Inevitably someone will paint me again one day, and the pylons will be in the painting, maybe even the focal part of it. And people – not everyone, but people – will look at the painting and think, ‘Yes! I understand. All of this makes total sense and makes me want to do something too, to not just be here, standing still. All of it had to happen and the love that went into it was not in vain.’
Acknowledgements
This book doesn’t take place on the real Dartmoor; its setting is a parallel dimension moor that doesn’t exist but just happens to be in the same place on the map. But while the places in Villager’s moor have different names and all of its inhabitants and legends are from my imagination, it shares an ambience with Dartmoor and would not have been the same book if I had not been living and walking there during its creation. So, I raise a glass here to Dartmoor, and to the residents whom I’ve met, chatted to and learned from – not least my ‘Dartmoor Dad’ Keith Dahill, Nat Green and Ruscha Schorr-kon, a landlady immeasurably more interesting, kind and accommodating than the one featured in the ‘Stopcock’ chapter of this book. I would also like to offer a special thanks to Louise McKnight and Laura Willis, who kindly offered their time and knowledge of – respectively – Glaswegian dialect and piano tuning to help me sharpen some of the notes here, and Ellie for her support and a couple of eagle-eyed spots at proof manuscript stage. This is the fifth book I have crowdfunded through Unbound, and if you are one of the people who pledged for it, you perhaps deserve the biggest thanks of all, as it wouldn’t exist – at least not in its present form – without you. Absolutely vital also is that I mention Matt Deighton, who – like RJ McKendree – is a brilliant unassuming songwriter bashed about, then enhanced by time, and whose excellent 1995 album Villager made me decide, many years ago, that I’d one day like to write a book with the same name.
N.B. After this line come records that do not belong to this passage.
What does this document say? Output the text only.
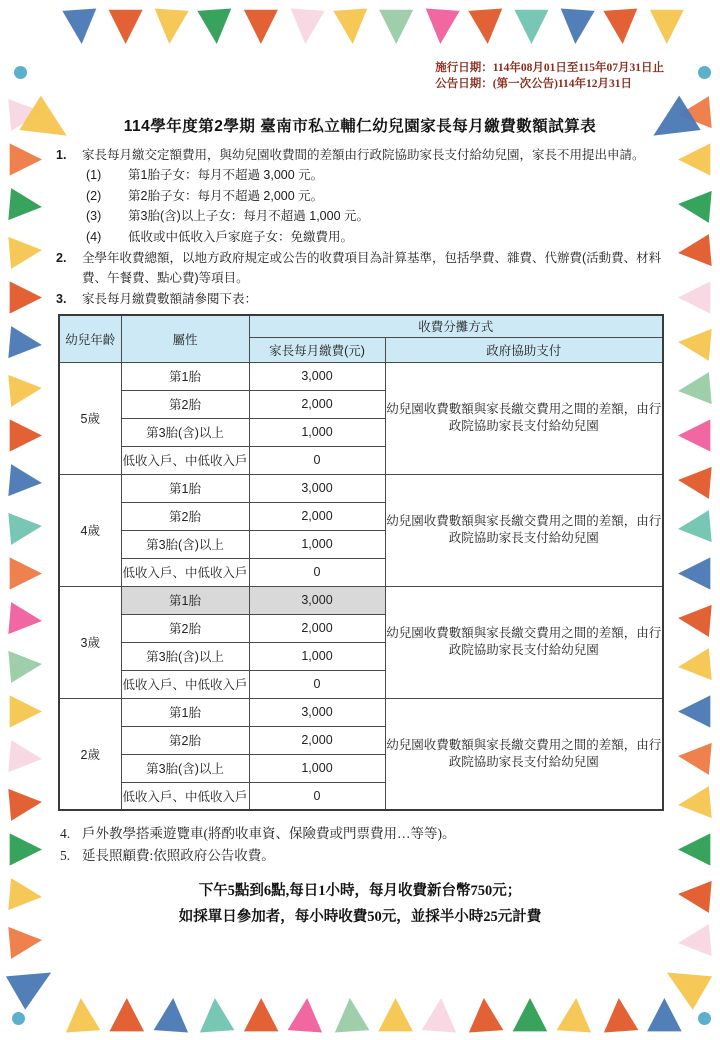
施行日期：114年08月01日至115年07月31日止
公告日期：(第一次公告)114年12月31日
114學年度第2學期 臺南市私立輔仁幼兒園家長每月繳費數額試算表
1.	家長每月繳交定額費用，與幼兒園收費間的差額由行政院協助家長支付給幼兒園，家長不用提出申請。
(1)	第1胎子女：每月不超過 3,000 元。
(2)	第2胎子女：每月不超過 2,000 元。
(3)	第3胎(含)以上子女：每月不超過 1,000 元。
(4)	低收或中低收入戶家庭子女：免繳費用。
2.	全學年收費總額，以地方政府規定或公告的收費項目為計算基準，包括學費、雜費、代辦費(活動費、材料費、午餐費、點心費)等項目。
3.	家長每月繳費數額請參閱下表：
幼兒年齡	屬性	收費分攤方式	
		家長每月繳費(元)	政府協助支付
5歲	第1胎	3,000	幼兒園收費數額與家長繳交費用之間的差額，由行政院協助家長支付給幼兒園
	第2胎	2,000	
	第3胎(含)以上	1,000	
	低收入戶、中低收入戶	0	
4歲	第1胎	3,000	幼兒園收費數額與家長繳交費用之間的差額，由行政院協助家長支付給幼兒園
	第2胎	2,000	
	第3胎(含)以上	1,000	
	低收入戶、中低收入戶	0	
3歲	第1胎	3,000	幼兒園收費數額與家長繳交費用之間的差額，由行政院協助家長支付給幼兒園
	第2胎	2,000	
	第3胎(含)以上	1,000	
	低收入戶、中低收入戶	0	
2歲	第1胎	3,000	幼兒園收費數額與家長繳交費用之間的差額，由行政院協助家長支付給幼兒園
	第2胎	2,000	
	第3胎(含)以上	1,000	
	低收入戶、中低收入戶	0	
4. 戶外教學搭乘遊覽車(將酌收車資、保險費或門票費用…等等)。
5. 延長照顧費:依照政府公告收費。
下午5點到6點,每日1小時，每月收費新台幣750元；
如採單日參加者，每小時收費50元，並採半小時25元計費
Matt is one of many musicians whose craft is an important part of what has led me to this point in my writing career. The others are far too numerous to list here, but I would be seriously remiss in not mentioning my good friend Will Twynham, who as we speak is bringing RJ McKendree to life in the most thrilling of ways. Just as music has made this book more than it would have been without it, art has too, and I am indebted to my mum Jo, my dad Mick, Unbound’s art director Mark Ecob and Villager’s cover artist Joe McLaren for the work they have done to make it a beautiful object, rather than just a load of words on some pages. Finally, thank you to my editors Imogen Denny, DeAndra Lupu, Mathew Clayton and Hayley Shepherd for their eagle-eyed skills, to Matt Shaw and Dave Holwill for the website help, and to my agent Ed Wilson, and anyone else who, like them, has assisted in any way in giving me the belief that I can do this.
A Note on the Author
Tom Cox was born in Nottinghamshire. He is the author of the Sunday Times bestselling The Good, The Bad and The Furry and the William Hill Sports Book longlisted Bring Me the Head of Sergio Garcia. 21st-Century Yokel was longlisted for the Wainwright Prize, and the titular story of Help the Witch won a Shirley Jackson Award.